Frage an Dirk Niebel von Michael K. bezüglich Arbeit und Beschäftigung

Sehr geehrter Herr Abgeordneter Niebel,

zu Ihren hier dargestellten Positionen über Mindestlöhne hätte ich drei Fragen:

1) Mit welchen Beispielen untermauern Sie Ihre Behauptung, Mindestlöhne würden dazu führen, dass Geringqualifizierte nicht eingestellt werden?

Sie unterstellen damit nämlich, Wirtschaftsunternehmen stellen Leute sozusagen aus ´Wohltätigkeit´ ein, und die Gesellschaft hat die Aufgabe, das dann nicht zu teuer zu machen.
Das ist, gelinde ausgedrückt, nicht unbedingt der Regelfall...!

Vor allem wäre ich wenigstens an ganz konkreten, detaillierten Einzelfällen interessiert, bei denen diese These ´Mindestlohn vernichtet Arbeitsplätze´ stimmt.

Können Sie solche ganz konkreten Beispiele angeben?

Das mit Deutschland gut vergleichbare Frankreich zeigt, dass ein Mindestlohn ganz offenbar nicht zum Untergang einer Volkswirtschaft führt.

Zum Mindestlohn generell:
Wie Sie ja richtig bemerken, gibt es in Deutschland weitgehende Tarifbindungen und die Regelungen der Sittenwidrigkeit.

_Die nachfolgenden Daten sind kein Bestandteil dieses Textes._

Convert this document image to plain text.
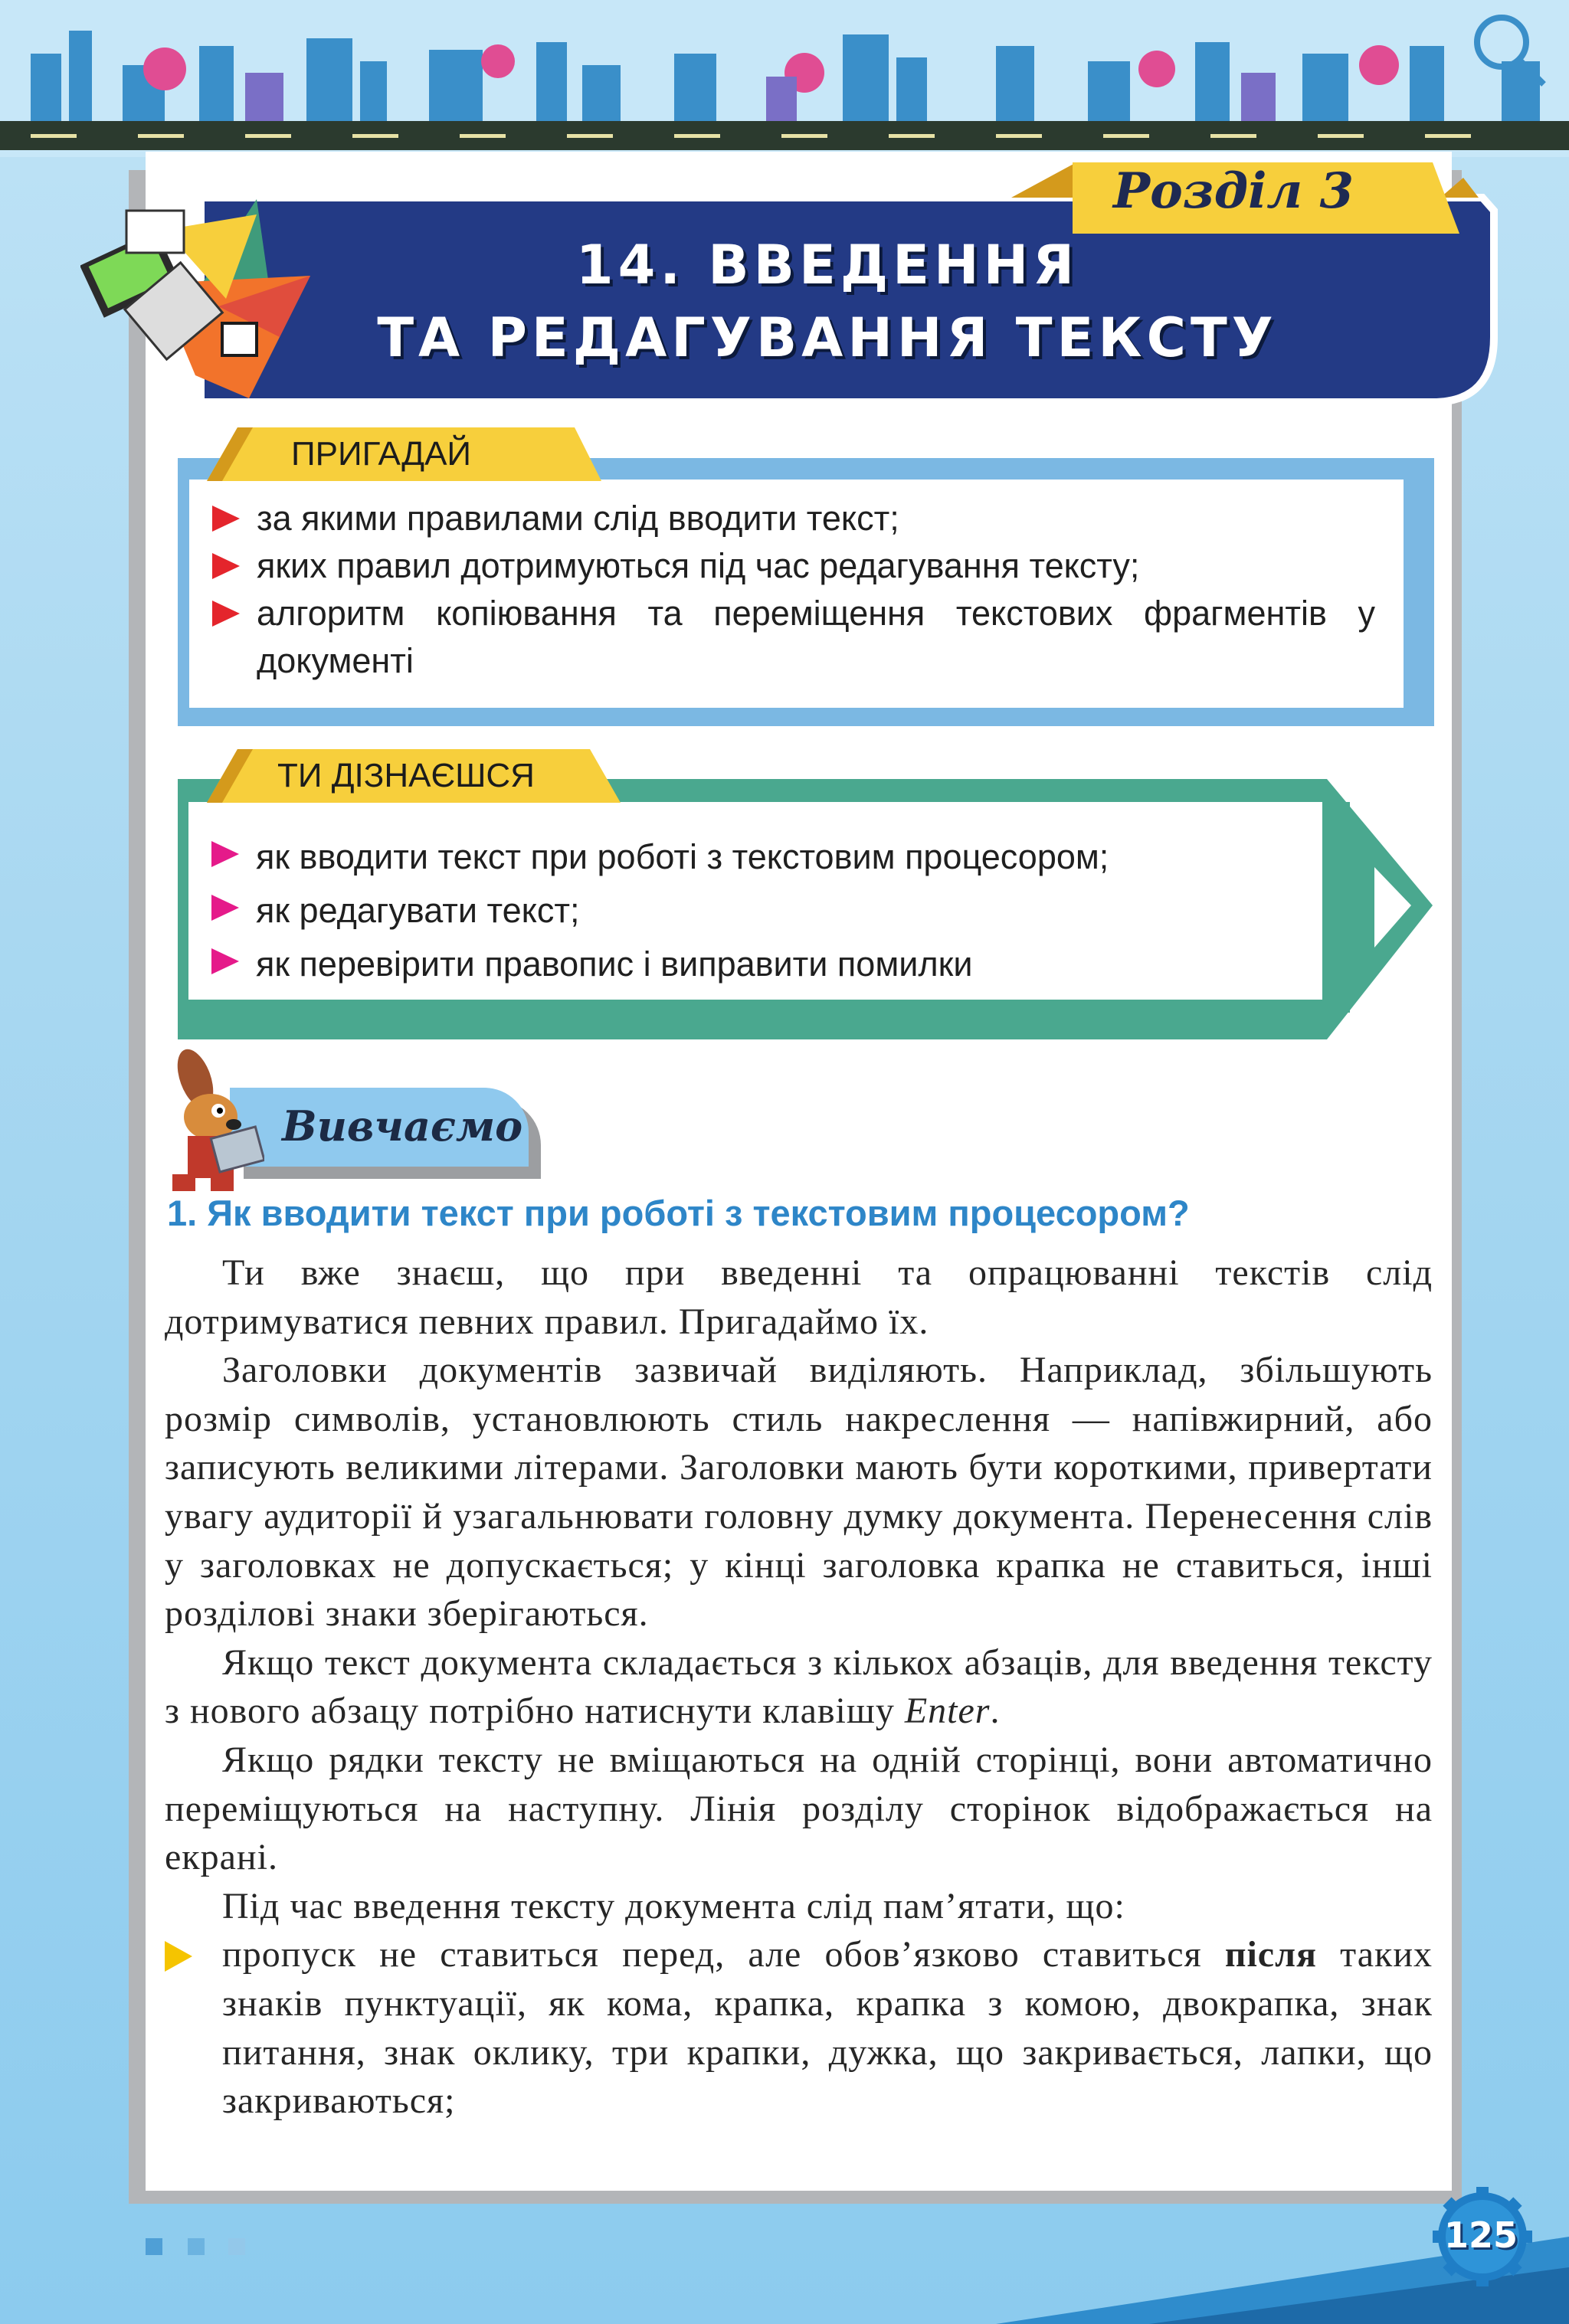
Розділ 3
14. ВВЕДЕННЯ
ТА РЕДАГУВАННЯ ТЕКСТУ
за якими правилами слід вводити текст;
яких правил дотримуються під час редагування тексту;
алгоритм копіювання та переміщення текстових фрагментів у документі
ПРИГАДАЙ
як вводити текст при роботі з текстовим процесором;
як редагувати текст;
як перевірити правопис і виправити помилки
ТИ ДІЗНАЄШСЯ
Вивчаємо
1. Як вводити текст при роботі з текстовим процесором?

Ти вже знаєш, що при введенні та опрацюванні текстів слід дотримуватися певних правил. Пригадаймо їх.

Заголовки документів зазвичай виділяють. Наприклад, збільшують розмір символів, установлюють стиль накреслення — напівжирний, або записують великими літерами. Заголовки мають бути короткими, привертати увагу аудиторії й узагальнювати головну думку документа. Перенесення слів у заголовках не допускається; у кінці заголовка крапка не ставиться, інші розділові знаки зберігаються.

Якщо текст документа складається з кількох абзаців, для введення тексту з нового абзацу потрібно натиснути клавішу Enter.

Якщо рядки тексту не вміщаються на одній сторінці, вони автоматично переміщуються на наступну. Лінія розділу сторінок відображається на екрані.

Під час введення тексту документа слід пам’ятати, що:

пропуск не ставиться перед, але обов’язково ставиться після таких знаків пунктуації, як кома, крапка, крапка з комою, двокрапка, знак питання, знак оклику, три крапки, дужка, що закривається, лапки, що закриваються;
125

Um das wirksam zu machen, braucht es aber Hunderte von Gewerkschaften, andauernde Tarifverhandlungen und nicht zuletzt Streiks um Centbeträge pro Stunde.
Und dann eben doch staatliche Regelungen, die Rahmen setzen.

Flächendeckender Mindestlohn wäre somit eine Entbürokratisierung!

Daher spielt er in neoliberalen Modellen eine so bedeutende Rolle.

Werden solche Überlegungen zum entbürokratisierenden Mindestlohn bei der FDP überhaupt angestellt?

Ich möchte Sie bitten, diese Fragen möglichst nicht mit dem Verweis auf ´Bürgergeld´ zu beantworten, sondern konkret auf meine genauen Fragen, die streng logisch gesehen nichts mit steuerfinanzierter Grundsicherung zu tun haben, einzugehen.
Zur Grundsicherung stelle ich vielleicht noch eine andere Frage.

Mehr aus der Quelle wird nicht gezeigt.